Giving Creators and Websites Control Over Generative AI

Seemingly overnight, the Internet is awash with controversies over Generative Artificial Intelligence (GAI) systems, and their potential positive and negative impacts on the Net and the world at large.

It also seems very clear that unless we (for once!) get ahead of the potential problems with this new technology that seem to be rushing toward us like a freight train, there could be some very tough times ahead for creators, websites, and ordinary Internet users around the world.

I’m not writing a tutorial here on GAI, but very briefly it’s not the kind of “backend” AI systems with which most of us are more familiar, used for research and modeling, sorting the order of search results and suggestions, and even the kinds of generally useful very brief “answers” we see as (for example) Google Knowledge Panels, featured snippets, or short Google Assistant answers (and the similar features of other firms’ products).

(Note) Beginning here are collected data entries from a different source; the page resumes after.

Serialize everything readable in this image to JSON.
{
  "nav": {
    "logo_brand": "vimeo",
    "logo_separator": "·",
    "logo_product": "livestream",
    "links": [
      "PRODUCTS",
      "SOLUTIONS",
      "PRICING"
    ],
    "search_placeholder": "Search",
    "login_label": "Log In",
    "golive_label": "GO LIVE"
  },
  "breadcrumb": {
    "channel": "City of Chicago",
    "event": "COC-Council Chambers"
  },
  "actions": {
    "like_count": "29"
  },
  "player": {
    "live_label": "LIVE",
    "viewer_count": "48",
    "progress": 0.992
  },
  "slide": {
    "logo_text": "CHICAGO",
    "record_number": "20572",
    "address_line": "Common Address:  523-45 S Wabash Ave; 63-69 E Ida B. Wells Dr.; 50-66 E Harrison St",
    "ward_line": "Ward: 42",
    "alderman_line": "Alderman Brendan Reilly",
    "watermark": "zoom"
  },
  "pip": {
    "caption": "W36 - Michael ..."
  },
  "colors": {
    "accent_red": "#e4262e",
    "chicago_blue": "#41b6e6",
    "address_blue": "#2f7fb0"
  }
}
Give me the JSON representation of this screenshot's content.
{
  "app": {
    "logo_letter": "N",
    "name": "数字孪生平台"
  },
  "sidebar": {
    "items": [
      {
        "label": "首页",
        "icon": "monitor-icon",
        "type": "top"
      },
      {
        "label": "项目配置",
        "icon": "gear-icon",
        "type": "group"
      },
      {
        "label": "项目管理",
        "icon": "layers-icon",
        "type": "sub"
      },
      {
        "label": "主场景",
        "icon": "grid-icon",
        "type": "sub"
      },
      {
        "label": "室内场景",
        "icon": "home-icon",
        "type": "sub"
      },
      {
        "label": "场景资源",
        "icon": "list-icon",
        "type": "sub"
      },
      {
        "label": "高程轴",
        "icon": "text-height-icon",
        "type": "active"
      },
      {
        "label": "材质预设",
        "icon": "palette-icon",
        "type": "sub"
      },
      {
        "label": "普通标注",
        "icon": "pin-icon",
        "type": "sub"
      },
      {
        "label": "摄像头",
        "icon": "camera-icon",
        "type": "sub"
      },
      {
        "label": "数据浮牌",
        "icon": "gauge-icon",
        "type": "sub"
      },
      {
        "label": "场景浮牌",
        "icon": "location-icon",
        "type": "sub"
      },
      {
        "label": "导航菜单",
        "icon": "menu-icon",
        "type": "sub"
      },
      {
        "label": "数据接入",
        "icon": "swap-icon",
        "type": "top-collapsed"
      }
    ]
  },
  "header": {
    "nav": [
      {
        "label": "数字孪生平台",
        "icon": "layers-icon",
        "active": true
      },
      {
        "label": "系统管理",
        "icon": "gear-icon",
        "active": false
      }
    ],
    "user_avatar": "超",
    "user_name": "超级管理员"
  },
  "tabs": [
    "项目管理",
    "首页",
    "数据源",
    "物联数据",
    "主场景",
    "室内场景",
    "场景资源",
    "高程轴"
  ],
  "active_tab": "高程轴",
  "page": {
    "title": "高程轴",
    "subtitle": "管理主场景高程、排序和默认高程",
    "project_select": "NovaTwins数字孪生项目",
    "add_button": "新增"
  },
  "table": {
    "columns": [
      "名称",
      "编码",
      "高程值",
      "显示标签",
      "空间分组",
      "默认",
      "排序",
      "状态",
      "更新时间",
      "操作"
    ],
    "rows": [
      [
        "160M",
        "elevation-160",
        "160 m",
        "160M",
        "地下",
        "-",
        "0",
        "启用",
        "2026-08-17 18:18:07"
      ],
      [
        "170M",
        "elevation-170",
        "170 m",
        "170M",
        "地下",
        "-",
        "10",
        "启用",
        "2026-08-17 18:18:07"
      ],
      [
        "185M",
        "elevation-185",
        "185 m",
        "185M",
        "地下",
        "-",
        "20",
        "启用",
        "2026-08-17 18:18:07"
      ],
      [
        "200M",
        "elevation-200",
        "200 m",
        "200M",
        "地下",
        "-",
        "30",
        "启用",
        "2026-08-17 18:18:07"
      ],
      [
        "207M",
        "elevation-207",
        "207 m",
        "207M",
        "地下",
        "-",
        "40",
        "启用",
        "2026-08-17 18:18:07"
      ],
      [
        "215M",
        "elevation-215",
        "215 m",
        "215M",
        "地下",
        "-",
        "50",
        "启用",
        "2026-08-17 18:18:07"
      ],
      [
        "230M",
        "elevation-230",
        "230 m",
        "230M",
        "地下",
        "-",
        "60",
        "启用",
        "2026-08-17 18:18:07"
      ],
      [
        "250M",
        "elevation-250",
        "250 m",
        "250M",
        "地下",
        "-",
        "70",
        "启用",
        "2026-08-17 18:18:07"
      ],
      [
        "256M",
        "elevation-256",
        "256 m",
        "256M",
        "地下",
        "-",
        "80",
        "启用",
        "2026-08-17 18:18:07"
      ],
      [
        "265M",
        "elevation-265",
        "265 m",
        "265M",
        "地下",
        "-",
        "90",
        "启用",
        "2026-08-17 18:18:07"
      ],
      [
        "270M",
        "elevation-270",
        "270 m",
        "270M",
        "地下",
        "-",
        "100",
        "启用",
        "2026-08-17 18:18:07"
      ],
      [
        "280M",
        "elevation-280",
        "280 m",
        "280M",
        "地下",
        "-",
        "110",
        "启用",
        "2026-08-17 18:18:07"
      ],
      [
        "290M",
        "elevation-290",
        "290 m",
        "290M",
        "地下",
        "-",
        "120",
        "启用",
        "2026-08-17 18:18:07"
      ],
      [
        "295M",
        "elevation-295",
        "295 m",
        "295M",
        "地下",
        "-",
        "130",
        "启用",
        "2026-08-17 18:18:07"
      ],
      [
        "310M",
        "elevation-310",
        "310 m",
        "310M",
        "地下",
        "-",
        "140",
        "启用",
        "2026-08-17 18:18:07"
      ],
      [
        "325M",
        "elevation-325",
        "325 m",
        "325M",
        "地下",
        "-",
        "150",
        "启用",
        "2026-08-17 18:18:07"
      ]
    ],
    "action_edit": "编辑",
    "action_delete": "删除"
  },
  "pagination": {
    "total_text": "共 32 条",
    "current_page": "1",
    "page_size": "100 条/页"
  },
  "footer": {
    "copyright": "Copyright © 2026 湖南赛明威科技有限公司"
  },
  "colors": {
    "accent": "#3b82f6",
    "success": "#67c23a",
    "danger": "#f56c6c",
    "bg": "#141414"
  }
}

GAI is very different, because it creates (and this is a greatly simplified explanation) what appears to be (at least in theory) completely *new* content, based on its algorithms and the data on which it has been trained.

GAI can be applied to text, audio, imagery, video — pretty much everything we’ve come to associate with the Net. And already, serious problems are emerging — not necessarily unexpected at this early stage, but ones that we must start dealing with now or risk a maelstrom later.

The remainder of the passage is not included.